My relationship to my community doesn't define how Indian I am.

My relationship to my indigenous land doesn't define how Indian I am.

Paperwork is a white man's way of determining our Indian identity.

My community is remote. My mother, my aunties and my elders helped me become the woman and mother I am. In many ways my community has also betrayed me. In many ways the government within my community has assimilated to the point where I don't trust them enough. I left my community, but I take the people with me every day. I write for my people and my family. But that relationship is personal -- mine, and it does not define how Indian I am. I am not more Indian for being on the rez, or for leaving it, or even if I never saw it.

My land is not my own anymore. After my mother died, a family member asked me to sign my entitlement over. She put the paper and pen in my hands as she was about to give me a ride into town to buy baby formula. She was the only person who helped me get into town for necessities besides social workers, and I needed her. So I signed it. I can't go back to my home. I can't live on the property I grew up on. That does not make me more or less Indian.

I work every day to call myself a member of this community.

My mom raised me to dismantle oppressive forces to make things better for the people to come. I believe in deconstruction and decolonization. Paperwork is a white man's way of determining our Indian identity. Romantic ideas about community, lineage and ancestry aren't always perfect means to an identity when native people have been subjected to genocide and historical erasure.
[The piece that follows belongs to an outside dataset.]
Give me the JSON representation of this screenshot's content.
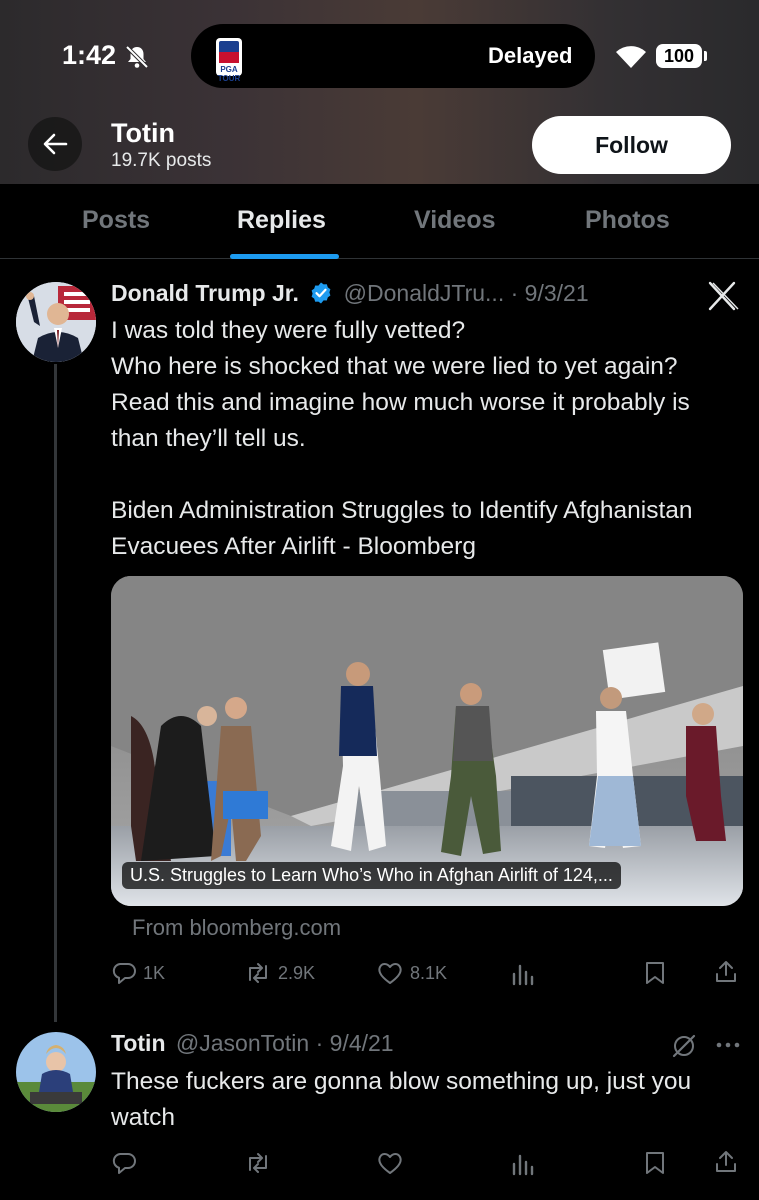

The way Boyden talks, I don't think he can even grasp the way I think about being an Indian, or the way many of us think about it. I mean, in interviews he's defined himself as a bit of a "two-spirit," because he likes to live in New Orleans and Ontario? That's not how that works.

He mentions our beliefs in interviews like it's a novelty, a fun fact. You can't sell Indian like a souvenir. I work every day to call myself a member of this community.